Why has the Missouri Baptist Convention been involved in litigation for 15 years?

As you know, Baptist state conventions help local churches cooperate in shared ministry. In Missouri, churches created corporations for ministries like colleges, children’s homes, and nursing homes. At annual meetings, messengers from churches elect Trustees for each corporation to oversee these shared ministries.

In the late 90s, annual meetings elected candidates committed to the inerrancy of Scripture. This was Missouri's version of the SBC's Conservative Resurgence (or "battle for the Bible").

In 2000 and 2001, leaders of five MBC ministries saw these trends and attempted to "break away." They amended their documents to end the churches' election of their trustees. This removed them from meaningful accountability to the cooperating churches. So, besides breaking trust with generations of Baptist donors and churches, the "breakaway" challenged the ability of Baptists to ever create ministries that would remain accountable to local churches.

The Convention pursued Christian conciliation and arbitration, but it was declined. So in 2002, the churches voted to ask a court whether the changes by all five corporations followed Missouri law.

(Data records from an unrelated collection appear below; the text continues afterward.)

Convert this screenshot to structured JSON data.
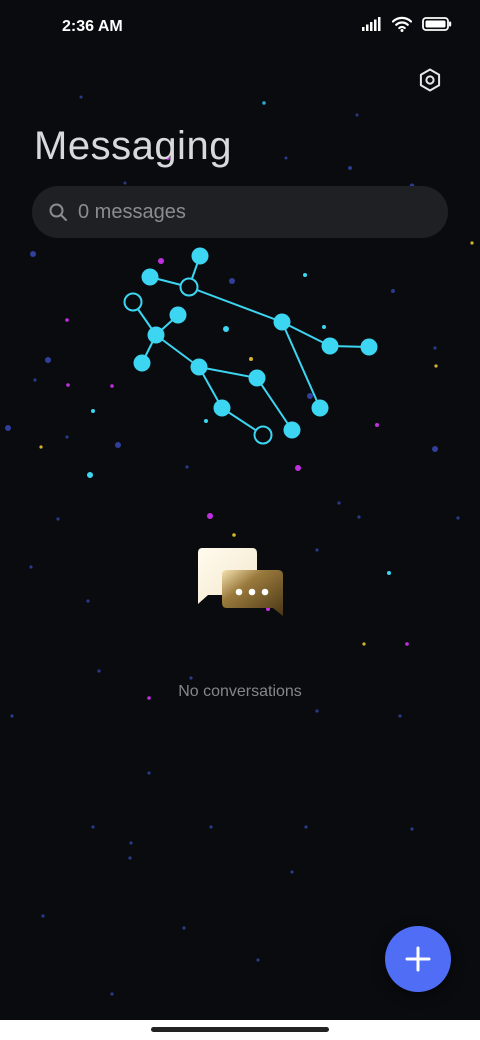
{
  "status_bar": {
    "time": "2:36 AM",
    "icons": [
      "signal-icon",
      "wifi-icon",
      "battery-icon"
    ]
  },
  "header": {
    "title": "Messaging",
    "settings_icon": "gear-icon"
  },
  "search": {
    "icon": "search-icon",
    "text": "0 messages"
  },
  "empty_state": {
    "illustration": "chat-bubbles-icon",
    "message": "No conversations"
  },
  "fab": {
    "icon": "plus-icon"
  },
  "colors": {
    "background": "#0a0b0e",
    "accent": "#4f6ef5",
    "constellation": "#3dd6f2",
    "search_bg": "#1f2024"
  }
}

The key issue is whether each corporation’s documents had a “consent clause” requiring the MBC to approve charter amendments. Two of the organizations didn't include that language; thus, courts said they could erase all Convention's rights. Since 2010, the courts have been addressing the three agencies that do have this language. Many judges have said the corporations must follow their own documents' processes. Still, the three agencies argued they were different, somehow. No judges have agreed.

The Missouri Baptist Foundation returned to the Convention in 2016. Its insurer has paid $6.5 million toward the Convention's legal fees. Recently, Missouri Baptist University and the Baptist Home have been ordered to return. The corporations plan to appeal, but the judge's opinion is strong. The Convention expects them, too, to return home.

At the 2017 annual meeting, Messengers welcomed the Foundation back to regular cooperation. They also voted to end budgeting for more agency restoration expense in the 2018 Cooperative Program budget.

Kansas City attorneys Michael and Jonathan Whitehead serve as Convention legal counsel.